I bet I know where he went because he always goes there when he’s upset.  He’s at the Jade Temple talking to the bears or fishing or watching the training.  I’ll find him and make it right between the two of us – our first argument of any merit and it has to be over my dumbass sister.

I did fire off a letter to Fnor to let him know that we know where Faendra is and that we’re going to go ahead and warn Dawnglory if he doesn’t already know about it.  News travels fast amongst the Blood Elf community up here and I am sure that someone has already been pounding on his door to let him know that some lunatic is looking for him.

 

Felaran Morningstar 

Listening and Learning…

June 1st

 

Dear Journal,

Well, I think my suspicions have been born out when I thought that Felaran’s youngest sister was in Pandaria.   I was working with another squad of new recruits today and there was a discussion going on that I happened to overhear.   When I am out with recruits, I normally will turn a deaf ear to the conversations because they aren’t applicable to what it is that I am supposedly doing there  – I am there primarily to protect the lot and make sure that some of them don’t die of stupid.  It’s nice running with some of them, the more experienced Rangers that actually attended the training prior to signing on the dotted line and getting sent to Pandaria.

What really got me interested was the fact that some of the women in the group were complaining about a certain redhead that just seemed to think that the world revolved around her wants and needs and her absolute refusal to do some of the more menial tasks.   Then the name came out – Morningstar – yep, that’s what I had been waiting to hear and not be too obvious about it.   Felaran is going to be so upset when she gets back from her patrols and I tell her what I have overheard.  I’m surprised that Faendra hasn’t had an accident befall her since her arrival either because her comrades don’t seem to care for her attitude all that much either.  Not real surprising there.  I think that I will go ahead and tell Felaran when she gets home and let her make the decision as to whether she wants to get in touch with her brother – it might behoove him to step in and have her moved to another camp or to get her removed from the Rangers like he has a few others in the past.  Not my decision to make.
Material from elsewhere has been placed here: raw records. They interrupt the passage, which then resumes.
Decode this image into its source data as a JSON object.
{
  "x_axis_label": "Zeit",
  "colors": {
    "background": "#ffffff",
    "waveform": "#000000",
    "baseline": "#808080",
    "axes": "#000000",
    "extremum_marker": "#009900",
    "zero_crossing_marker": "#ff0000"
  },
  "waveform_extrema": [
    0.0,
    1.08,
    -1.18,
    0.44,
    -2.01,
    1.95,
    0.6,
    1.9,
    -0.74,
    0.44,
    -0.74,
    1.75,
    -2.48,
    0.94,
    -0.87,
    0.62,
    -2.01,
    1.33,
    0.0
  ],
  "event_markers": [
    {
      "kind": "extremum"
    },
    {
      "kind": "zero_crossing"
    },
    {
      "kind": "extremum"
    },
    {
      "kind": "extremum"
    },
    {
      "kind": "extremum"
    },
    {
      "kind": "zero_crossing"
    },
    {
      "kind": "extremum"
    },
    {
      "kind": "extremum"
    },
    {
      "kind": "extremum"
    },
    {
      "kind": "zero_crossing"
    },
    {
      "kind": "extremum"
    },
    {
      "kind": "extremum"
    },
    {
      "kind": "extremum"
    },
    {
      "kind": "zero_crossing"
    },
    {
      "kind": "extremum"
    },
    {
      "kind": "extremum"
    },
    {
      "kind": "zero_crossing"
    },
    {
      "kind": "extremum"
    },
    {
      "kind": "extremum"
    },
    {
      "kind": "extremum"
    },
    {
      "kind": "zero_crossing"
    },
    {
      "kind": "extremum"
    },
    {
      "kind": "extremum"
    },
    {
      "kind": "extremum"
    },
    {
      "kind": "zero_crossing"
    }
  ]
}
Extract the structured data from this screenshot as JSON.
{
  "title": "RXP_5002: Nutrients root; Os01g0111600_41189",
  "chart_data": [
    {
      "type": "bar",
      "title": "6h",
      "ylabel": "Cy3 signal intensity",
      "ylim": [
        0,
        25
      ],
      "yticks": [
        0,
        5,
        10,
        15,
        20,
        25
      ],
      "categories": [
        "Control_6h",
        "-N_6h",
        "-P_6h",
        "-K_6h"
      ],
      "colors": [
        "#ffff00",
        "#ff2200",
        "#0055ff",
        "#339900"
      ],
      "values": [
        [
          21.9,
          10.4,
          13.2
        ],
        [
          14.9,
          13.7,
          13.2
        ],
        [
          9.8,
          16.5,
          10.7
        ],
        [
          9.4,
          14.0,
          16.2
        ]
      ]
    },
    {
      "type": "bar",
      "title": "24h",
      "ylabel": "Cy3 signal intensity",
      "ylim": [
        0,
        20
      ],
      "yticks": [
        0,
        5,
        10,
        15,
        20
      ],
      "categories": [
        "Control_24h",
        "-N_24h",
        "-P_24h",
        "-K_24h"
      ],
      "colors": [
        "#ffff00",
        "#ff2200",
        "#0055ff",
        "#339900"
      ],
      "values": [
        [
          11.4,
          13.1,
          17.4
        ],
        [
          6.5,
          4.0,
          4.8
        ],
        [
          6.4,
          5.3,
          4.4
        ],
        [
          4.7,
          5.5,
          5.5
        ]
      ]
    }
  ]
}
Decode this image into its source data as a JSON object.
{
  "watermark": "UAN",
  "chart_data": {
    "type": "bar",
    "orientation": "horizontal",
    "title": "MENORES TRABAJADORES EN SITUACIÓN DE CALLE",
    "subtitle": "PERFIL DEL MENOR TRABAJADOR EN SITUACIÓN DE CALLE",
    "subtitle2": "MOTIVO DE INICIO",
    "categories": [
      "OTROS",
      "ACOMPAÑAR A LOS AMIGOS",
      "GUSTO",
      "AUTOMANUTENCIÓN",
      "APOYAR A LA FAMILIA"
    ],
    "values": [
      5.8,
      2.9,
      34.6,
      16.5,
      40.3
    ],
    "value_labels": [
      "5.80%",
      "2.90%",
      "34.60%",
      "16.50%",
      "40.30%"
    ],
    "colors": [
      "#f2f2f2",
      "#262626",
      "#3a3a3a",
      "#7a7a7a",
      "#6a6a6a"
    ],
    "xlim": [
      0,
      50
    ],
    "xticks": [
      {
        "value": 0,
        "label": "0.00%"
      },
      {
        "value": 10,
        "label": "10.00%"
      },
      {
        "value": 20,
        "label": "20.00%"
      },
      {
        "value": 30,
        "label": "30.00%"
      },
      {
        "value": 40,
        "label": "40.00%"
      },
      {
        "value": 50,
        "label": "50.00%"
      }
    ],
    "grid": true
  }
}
I will admit that being a Death Knight at times has some advantages because some people seem to think that it has affected our hearing and our mental capabilities.  I’m sure that it has on some of us, however, I don’t happen to be one of them.   I  know that sometimes people will talk rather freely in front of me without giving it much thought – I suppose that’s a true fault of the living, they believe that their assumptions of a situation are all that there is.  Of course, I know that these recruits talk quite freely around me and I think that it’s because of the fact that some of them are totally ignorant anyway, plus, I sometimes do act as if I were dimwitted.  I think that that I have caught up on all of the gossip that may have been going on with this group when they were last in Silvermoon.

Felaran and I are still diligently working on the farm and with the help of the Cloudhoof clan, our house is very livable.  No leaky roof, no issues with things creeping into the house uninvited, which didn’t happen often anyway, they don’t seem to like the coldness that we Death Knights can generate on a moment’s notice.   I know that’s one of Felaran’s favorite things to do as well as letting me know that she isn’t in the mood for any amorous advances on my part, she just turns up the frost a bit.  The only one that the cooler temperatures doesn’t seem to affect is FuzzButt, he just snuggles down deeper in the furs or gets in the pillows for that added heat.